Bitbucket was stuck on start-up page and the logs didn't "go forward":
Bitbucket DC 7.14.1
The node managed to start after ~40min. The second node had the same behavior for ~50 minutes and the third node started almost instantly without the behavior the first and the second node experienced.
Logs Node 1:
Checking the logs from the first node, the application took ~40 minutes to keep logging after the Started SSH server successfully entry:
2021-05-21 13:06:03,680 INFO [spring-startup] c.a.b.internal.ssh.server.SshServer Starting SSH server on port 7999... 2021-05-21 13:06:03,804 INFO [spring-startup] c.a.b.internal.ssh.server.SshServer Started SSH server successfully. 2021-05-21 13:45:23,431 INFO [spring-startup] c.a.b.i.s.c.j.c.HealthCheckRunner New health check registered: SearchIndexCheck 2021-05-21 13:45:23,432 INFO [spring-startup] c.a.b.i.s.c.c.DefaultClusterJobManager Registering job for ElasticsearchSynchronizeJob
The access logs started to written data also at 13:45 (the time the node got effectively started).
Logs Node 2:
~46 minutes difference, similar to the 1st node seen previously:
2021-05-21 12:19:08,709 INFO [spring-startup] c.a.b.internal.ssh.server.SshServer Started SSH server successfully. 2021-05-21 13:05:11,047 INFO [hz.hazelcast.event-3] c.a.s.i.c.HazelcastClusterService Node '/10.10.10.15:5701' was ADDED to the cluster. Updated cluster: [/10.10.10.16:5701 master this uuid='e7287c8c-ce03-4383-848e-3a76d34d9781' vm-id='s357a960-ce4f-4321-bafd-42c4e535d172'], [/10.10.10.15:5701 uuid='5366655d-099d-48b1-b13f-e5bce56a70cd' vm-id='b4ec4tcl-1c30-4faf-9f42-5b4eefe6fab9']

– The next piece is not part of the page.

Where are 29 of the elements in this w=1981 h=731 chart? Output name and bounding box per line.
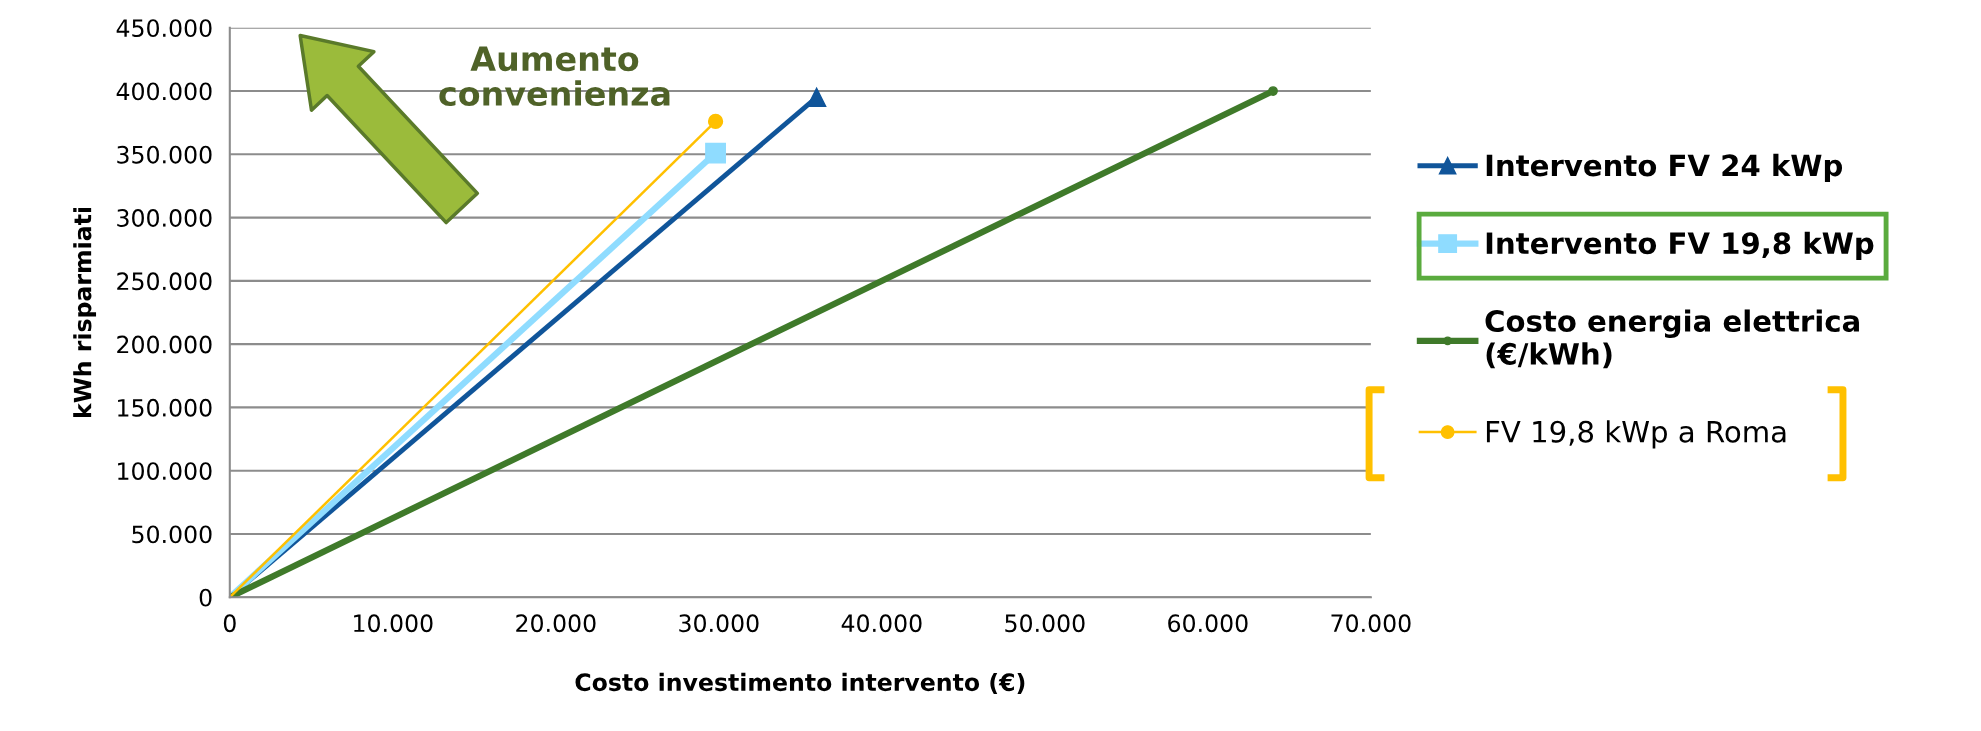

2021-05-21 13:10:52,982 ERROR [active-objects-init-compatibility-tenant-0] net.java.ao.sql Exception executing SQL update <CREATE INDEX "index_ao_c77861_aud96775159" ON "AO_C77861_AUDIT_ENTITY"("RESOURCE_ID_5","RESOURCE_TYPE_5","ENTITY_TIMESTAMP")> org.postgresql.util.PSQLException: ERROR: could not extend file "base/11000/9006030": No space left on device Hint: Check free disk space. at org.postgresql.core.v3.QueryExecutorImpl.receiveErrorResponse(QueryExecutorImpl.java:2553) ...
It's important to get the logs from all nodes, since not all of them may point to a lack of disk space.
The root cause of the error is the disk space allocated for the database, or the disk quota for the user owning the database has been exceeded. Therefore any additional data (such as rescoping for an update of a pull request) cannot be written on the database tables. The DB disk space is the reason behind the slow start.
The DB disk space needs to be increased/adjusted accordingly. Check the disk space or the disk quota for the user associated with the Bitbucket database at the time the nodes were started.